The best place to look for your social media managers? It’s obvious: on the very social networks you’re trying to promote. Make an announcement via Twitter, or search out potential gurus on LinkedIn (where they’re most likely to congregate.)
Now that you’ve got your social media manager in place–or you’ve decided to tackle the job on your own–it’s time for some ultra-useful tools to make your social media management easier.
Social Mention. Social mention is a great way to track any mentions of your company’s name or product throughout social media networks–a perfect way to manage your company’s social media reputation. It functions as a search engine, but also gives a social rank score based on popularity. The rank includes the time of the last mention, and gives you an indication of how often the term is mentioned, as well.
Facebook Insights. Facebook Insights is a tool that provides Facebook publishers with analytics about how its page is doing–in real time. With Insights, you can examine your monthly fan size growth. (Intel social media strategist Ekaterina Walter says that 10-13% monthly growth is “probably the highest organic growth number anyone can achieve.”) Other useful trackers include the average number of “likes” or comments–with these, you can “identify which discussions are of more interest to your fans”–and “unlikes.” With unlikes, it’s probably most helpful to try to pin them down to activity on your page, or certain topics. Page views and impressions are other helpful methods of tracking.

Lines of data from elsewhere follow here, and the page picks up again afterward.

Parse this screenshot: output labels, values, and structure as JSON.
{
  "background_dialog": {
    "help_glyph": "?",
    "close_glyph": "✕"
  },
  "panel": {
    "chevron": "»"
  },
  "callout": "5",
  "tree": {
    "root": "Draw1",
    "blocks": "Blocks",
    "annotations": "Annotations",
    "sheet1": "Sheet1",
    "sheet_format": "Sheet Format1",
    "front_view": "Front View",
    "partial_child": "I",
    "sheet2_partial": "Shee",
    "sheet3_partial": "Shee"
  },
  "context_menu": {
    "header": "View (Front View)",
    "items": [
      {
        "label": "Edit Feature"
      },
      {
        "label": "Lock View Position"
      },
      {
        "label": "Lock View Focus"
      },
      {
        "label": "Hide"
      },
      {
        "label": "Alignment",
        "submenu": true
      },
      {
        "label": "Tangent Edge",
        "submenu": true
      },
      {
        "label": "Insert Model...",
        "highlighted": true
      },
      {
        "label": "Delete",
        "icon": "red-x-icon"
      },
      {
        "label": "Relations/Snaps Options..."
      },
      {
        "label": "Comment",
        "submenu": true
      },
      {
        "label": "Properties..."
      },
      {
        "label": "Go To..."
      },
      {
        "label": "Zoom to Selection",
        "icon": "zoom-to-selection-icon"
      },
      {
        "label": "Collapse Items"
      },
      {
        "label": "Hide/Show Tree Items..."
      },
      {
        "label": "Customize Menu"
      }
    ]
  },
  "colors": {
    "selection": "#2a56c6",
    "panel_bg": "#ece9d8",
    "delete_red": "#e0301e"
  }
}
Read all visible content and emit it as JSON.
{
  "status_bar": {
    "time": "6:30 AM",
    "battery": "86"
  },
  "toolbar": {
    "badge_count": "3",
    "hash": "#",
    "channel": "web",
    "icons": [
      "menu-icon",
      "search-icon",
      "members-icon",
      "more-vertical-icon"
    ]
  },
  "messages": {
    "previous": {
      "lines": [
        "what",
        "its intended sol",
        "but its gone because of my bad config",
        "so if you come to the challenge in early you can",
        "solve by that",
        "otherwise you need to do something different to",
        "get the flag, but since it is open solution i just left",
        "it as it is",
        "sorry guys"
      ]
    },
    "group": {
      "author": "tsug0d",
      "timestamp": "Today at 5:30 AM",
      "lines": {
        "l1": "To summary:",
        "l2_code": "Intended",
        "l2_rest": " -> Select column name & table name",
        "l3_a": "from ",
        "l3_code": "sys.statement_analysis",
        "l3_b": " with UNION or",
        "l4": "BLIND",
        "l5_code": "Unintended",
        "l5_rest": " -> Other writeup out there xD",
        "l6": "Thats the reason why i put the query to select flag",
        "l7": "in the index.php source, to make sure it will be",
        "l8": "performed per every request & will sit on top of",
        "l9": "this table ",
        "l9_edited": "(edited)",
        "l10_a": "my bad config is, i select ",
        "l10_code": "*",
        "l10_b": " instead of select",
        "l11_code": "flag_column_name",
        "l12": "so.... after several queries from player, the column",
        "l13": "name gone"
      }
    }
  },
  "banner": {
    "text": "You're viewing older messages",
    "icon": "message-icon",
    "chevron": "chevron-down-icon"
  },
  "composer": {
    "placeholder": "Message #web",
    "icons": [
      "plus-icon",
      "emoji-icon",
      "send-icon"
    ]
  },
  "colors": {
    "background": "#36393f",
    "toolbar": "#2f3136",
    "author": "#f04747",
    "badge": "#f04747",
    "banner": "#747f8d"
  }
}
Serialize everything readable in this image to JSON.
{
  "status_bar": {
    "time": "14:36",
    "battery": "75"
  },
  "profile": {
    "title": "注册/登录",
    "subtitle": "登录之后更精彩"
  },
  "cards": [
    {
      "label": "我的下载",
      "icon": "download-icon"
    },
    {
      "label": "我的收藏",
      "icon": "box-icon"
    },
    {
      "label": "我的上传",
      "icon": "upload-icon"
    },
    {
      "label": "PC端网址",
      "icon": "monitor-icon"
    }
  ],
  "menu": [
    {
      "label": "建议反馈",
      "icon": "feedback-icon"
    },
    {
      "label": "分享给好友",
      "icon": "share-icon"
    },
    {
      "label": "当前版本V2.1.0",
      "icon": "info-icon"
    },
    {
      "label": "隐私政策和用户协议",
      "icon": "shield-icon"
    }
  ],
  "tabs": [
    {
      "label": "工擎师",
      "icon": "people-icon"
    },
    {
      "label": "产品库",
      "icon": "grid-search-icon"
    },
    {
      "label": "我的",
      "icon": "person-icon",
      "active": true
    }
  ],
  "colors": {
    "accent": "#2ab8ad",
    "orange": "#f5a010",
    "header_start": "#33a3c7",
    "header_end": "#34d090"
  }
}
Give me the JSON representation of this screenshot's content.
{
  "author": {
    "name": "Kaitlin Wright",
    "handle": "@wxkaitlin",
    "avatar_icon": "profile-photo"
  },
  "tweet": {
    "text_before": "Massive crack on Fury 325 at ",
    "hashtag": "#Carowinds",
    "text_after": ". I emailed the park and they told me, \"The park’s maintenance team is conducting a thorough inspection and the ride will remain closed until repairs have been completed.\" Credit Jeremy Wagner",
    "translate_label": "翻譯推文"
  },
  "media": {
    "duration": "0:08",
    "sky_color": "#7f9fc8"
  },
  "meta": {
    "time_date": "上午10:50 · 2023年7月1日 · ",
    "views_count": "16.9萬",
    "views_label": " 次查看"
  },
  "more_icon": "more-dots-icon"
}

Hootsuite. Need to update a number of social media sites at once? Hootsuite is your tool, then. It’s a dashboard that displays up to five of your favorite social streams—Facebook, Twitter, WordPress, MySpace, Ping.fm, Foursquare, mixi. You can upgrade to HootSuite Pro at $5.99/month, which lets you simultaneously update an unlimited number of networks. The subscription also allows you one free limited analytics report, and the ability to add a partner.
Once you know where and when to add your social media strategy to your overall marketing plan, consider yourself an official member of the business class of 2.0.